Philosophy of Popularity

Philosophy of Popularity

Are there any concepts for which a skeptical theory (solution) is obviously correct? Consider popularity: what is it to be popular? Suppose someone thinks that popularity is defined by a specific observable quality of a person such as good looks (suitably defined). They might even think that popularity is defined by having blonde hair and blue eyes. Such a person is likely to be surprised when they come across someone who is popular but does not have good looks or blonde hair and blue eyes, or someone who has those characteristics but is not popular. It is obvious that they don’t have the concept of popularity, which is the property of being well liked by many people. They have mistaken an obviously social-relational concept for an individual intrinsic-essence concept. Who does that? The correct analysis of the concept of popularity is as stated, not as our eccentric individual believes. This is not a skeptical solution because it is not skeptical of widespread assumptions. There is really no instance of an obviously correct skeptical solution. If everyone bizarrely believed that popularity is defined by good looks or blonde hair and blue eyes, it might be reasonable to speak of a skeptical answer to the question by giving the correct definition—skeptical of a widespread belief, that is.
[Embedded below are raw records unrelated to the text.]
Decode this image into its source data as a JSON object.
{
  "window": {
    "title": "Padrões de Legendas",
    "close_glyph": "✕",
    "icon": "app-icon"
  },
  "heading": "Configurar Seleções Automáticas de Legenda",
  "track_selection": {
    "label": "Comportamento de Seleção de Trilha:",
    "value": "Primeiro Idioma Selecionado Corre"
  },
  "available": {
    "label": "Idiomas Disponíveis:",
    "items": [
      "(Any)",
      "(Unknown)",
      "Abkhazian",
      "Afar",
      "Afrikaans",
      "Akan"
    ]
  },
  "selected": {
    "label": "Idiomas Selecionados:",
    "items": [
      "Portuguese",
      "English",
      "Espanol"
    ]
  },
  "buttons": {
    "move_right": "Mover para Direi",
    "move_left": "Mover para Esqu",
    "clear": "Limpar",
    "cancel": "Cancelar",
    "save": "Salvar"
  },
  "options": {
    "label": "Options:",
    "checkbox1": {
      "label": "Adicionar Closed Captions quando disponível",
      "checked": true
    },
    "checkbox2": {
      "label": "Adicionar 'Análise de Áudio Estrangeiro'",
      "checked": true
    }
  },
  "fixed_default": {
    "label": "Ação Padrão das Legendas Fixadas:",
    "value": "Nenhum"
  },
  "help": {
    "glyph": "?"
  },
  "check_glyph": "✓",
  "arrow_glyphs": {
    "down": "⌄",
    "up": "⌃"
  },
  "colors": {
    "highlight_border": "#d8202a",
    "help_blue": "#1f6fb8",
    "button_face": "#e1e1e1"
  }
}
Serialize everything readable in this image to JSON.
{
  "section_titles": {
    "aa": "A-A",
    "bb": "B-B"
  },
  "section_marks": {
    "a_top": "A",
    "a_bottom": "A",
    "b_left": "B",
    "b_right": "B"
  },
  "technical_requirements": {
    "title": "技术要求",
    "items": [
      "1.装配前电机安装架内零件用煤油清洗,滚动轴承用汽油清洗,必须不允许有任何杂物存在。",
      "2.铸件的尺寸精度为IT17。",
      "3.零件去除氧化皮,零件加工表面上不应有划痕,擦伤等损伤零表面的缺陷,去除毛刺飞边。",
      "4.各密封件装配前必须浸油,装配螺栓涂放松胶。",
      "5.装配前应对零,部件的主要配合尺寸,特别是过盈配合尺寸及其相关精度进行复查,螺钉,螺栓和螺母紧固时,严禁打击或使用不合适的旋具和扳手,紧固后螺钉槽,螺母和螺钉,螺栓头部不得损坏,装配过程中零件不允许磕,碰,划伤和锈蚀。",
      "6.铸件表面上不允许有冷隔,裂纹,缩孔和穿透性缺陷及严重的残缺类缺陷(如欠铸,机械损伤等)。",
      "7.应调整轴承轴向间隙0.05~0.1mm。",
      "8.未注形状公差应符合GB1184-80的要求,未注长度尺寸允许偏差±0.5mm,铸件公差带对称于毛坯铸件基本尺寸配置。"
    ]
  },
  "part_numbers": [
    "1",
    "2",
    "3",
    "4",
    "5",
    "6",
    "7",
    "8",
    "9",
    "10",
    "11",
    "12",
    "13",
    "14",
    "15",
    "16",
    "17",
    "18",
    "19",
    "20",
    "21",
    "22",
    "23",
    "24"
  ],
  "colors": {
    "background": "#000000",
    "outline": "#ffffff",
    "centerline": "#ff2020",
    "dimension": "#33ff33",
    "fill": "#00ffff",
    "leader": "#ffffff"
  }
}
But there are no serious cases of that: the idea of a genuinely “skeptically” defined concept that everyone thinks is a “straight” defined concept is unheard of. No one actually believes that popularity is definable by the kind of criterion I stipulated in the case of the eccentric individual. That would be bizarre to the point of impossible.
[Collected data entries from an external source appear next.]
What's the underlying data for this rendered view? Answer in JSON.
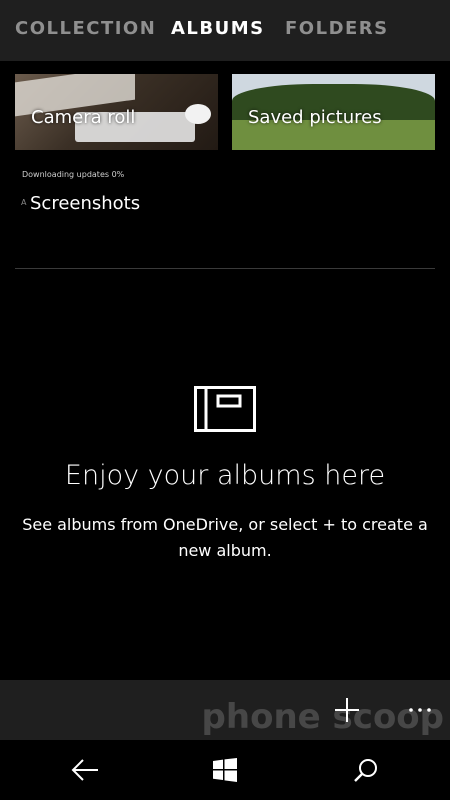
{
  "tabs": [
    {
      "label": "COLLECTION",
      "active": false
    },
    {
      "label": "ALBUMS",
      "active": true
    },
    {
      "label": "FOLDERS",
      "active": false
    }
  ],
  "albums": [
    {
      "name": "Camera roll"
    },
    {
      "name": "Saved pictures"
    },
    {
      "name": "Screenshots"
    }
  ],
  "status": {
    "text": "Downloading updates 0%",
    "ghost": "A"
  },
  "empty_state": {
    "icon": "album-book-icon",
    "title": "Enjoy your albums here",
    "description": "See albums from OneDrive, or select + to create a new album."
  },
  "app_bar": {
    "add_icon": "plus-icon",
    "add_glyph": "+",
    "more_icon": "more-icon",
    "more_glyph": "···"
  },
  "nav_bar": {
    "back_icon": "back-arrow-icon",
    "windows_icon": "windows-logo-icon",
    "search_icon": "search-icon"
  },
  "watermark": "phone scoop",
  "colors": {
    "accent": "#ffffff",
    "bar": "#1f1f1f",
    "background": "#000000"
  }
}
Why is this? Because we generally know what our words mean. So, someone who believes that we mistake skeptically defined concepts for the straight kind is supposing that we can make this kind of mistake about what their words mean. If “game” is really defined in the family resemblance manner, how could anyone think that the concept of a game is not so defined? How could you be under the illusion that games have a common essence if in fact they don’t as a matter of the meaning of “game”? No one even half rational could think that popularity is defined by some observable quality independent of being liked by many people. The proper conclusion, then, is that the whole idea of skeptically defined concepts that are mistaken for straight concepts is radically misguided. No one could think that “game” has an essentialist definition if it really has a family resemblance definition, on pain of not understanding the word “game”. This is a philosopher’s myth. How could it be the case that “game” has a family resemblance definition and yet for thousands of years no one recognized that fact? It would be like everyone throughout history mistakenly thinking that “popular” means “good looking” or “has blonde hair and blue eyes” when it actually means “liked by many people”. The idea is preposterous. Thus, the contention that family resemblance has any philosophical utility is an error. There could never be the kind of revision Wittgenstein envisages. The idea that “meaning” or “rule-following” really means a kind of skeptical definition, along the lines sketched by Kripke, verges on self-contradiction; if it meant that, we would know it, so we wouldn’t need any persuading. Imagine a philosophy book on popularity that earnestly argues that popularity is not definable by good looks but by being well liked; it would not sell a million.[1]

[1] Wittgenstein’s idea that “nothing is hidden” about meaning is in flat contradiction with his contention that the meaning of “game” is given by family resemblance: for it is clearly hidden from us that this is so. We think, according to him, that “game” is an essence concept but that it is no such thing—how could that be so if meaning is transparent? There can only be skeptical solutions if meaning is hidden.